Из этого у них возник разговор, который произвел бы на постороннего странное впечатление своим сходством с беседой на жаргоне преступников, хотя жаргон обоих был не чем иным, как смешанным языком мирской и религиозной влюбленности. Предпочтительнее поэтому больше передавать смысл их беседы, чем приводить подлинные их слова. Выражение «содружество отрешенных от своего „я“ было придумано Гансом, но оно все-таки понятно. Чем более самоотверженным чувствует себя человек, тем светлее и сильнее становятся окружающие вещи, чем легче он делается, тем возвышенней себя чувствует, и состояния такого рода знает, наверно, каждый; не надо только путать их с резвостью, веселостью, беззаботностью и тому подобным, ибо это только их заменители для низкого, а то даже и порочного употребления. То, подлинное состояние следовало бы, может быть, вообще называть не возвышенным, а сбросившим панцирь — панцирь собственного „я“ — объяснял Ганс. Надо различать два крепостных вала, окружающих человека. Один преодолевается каждый раз уже тогда, когда человек делает что-то доброе и бескорыстное, но это лишь малый вал. Большой состоит в эгоизме даже самого самоотверженного человека; это просто-напросто первородный грех; каждое чувственное впечатление, каждое чувство, даже чувство самоотдачи в нашем исполнении таковы, что мы больше берем, чем даем, и от этого панциря своекорыстия едва ли можно как-то избавиться.
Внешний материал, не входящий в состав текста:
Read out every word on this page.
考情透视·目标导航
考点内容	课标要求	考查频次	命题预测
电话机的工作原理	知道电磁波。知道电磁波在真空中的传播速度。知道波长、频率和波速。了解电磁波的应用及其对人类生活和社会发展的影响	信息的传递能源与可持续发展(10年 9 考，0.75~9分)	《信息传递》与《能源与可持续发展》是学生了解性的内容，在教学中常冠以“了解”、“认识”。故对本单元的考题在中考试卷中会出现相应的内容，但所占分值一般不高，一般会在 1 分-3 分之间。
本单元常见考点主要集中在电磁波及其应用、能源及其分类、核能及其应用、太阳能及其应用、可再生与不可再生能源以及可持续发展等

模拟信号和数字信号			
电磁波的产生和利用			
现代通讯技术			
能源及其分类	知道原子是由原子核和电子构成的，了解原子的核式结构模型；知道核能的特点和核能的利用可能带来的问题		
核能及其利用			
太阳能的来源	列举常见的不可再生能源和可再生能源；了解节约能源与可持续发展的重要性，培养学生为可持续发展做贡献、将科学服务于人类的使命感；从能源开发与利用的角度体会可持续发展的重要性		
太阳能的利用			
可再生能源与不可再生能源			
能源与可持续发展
Ганс привел примеры. Так, знание — не что иное, как присвоение чужого предмета; его убивают, разрывают на куски и пожирают, как животное. Понятие — это нечто убитое и ставшее неподвижным. Убеждение — это уже неизменимое, застывшее отношение. Исследование означает констатацию, утверждение. Характер означает косность, ленивое нежелание меняться. Знать человека — это все равно что больше не волноваться по его поводу. Заглянуть во что-то значит просто взглянуть на это. Истина есть успешная попытка думать объективно и бесчеловечно. Во всех этих отношениях налицо убийство, ледяной холод, потребность в собственности и окоченении, смесь своекорыстия с объективной, трусливой, коварной, ненастоящей самоотверженностью!
— И даже любовь, — спросил Ганс, хотя он знал лишь невинную Герду,разве она была когда-либо чем- то иным, чем желанием обладать или отдаться в расчете на обладание?!
Ульрих согласился с этими не вполне однородными утверждениями осторожно и с поправками. Верно, что даже страдание и самоотверженность сберегает полушку на черный день нам самим; бледная, грамматическая, так сказать, тень эгоизма не сходит ни с какого действия, пока не существует сказуемых без подлежащих.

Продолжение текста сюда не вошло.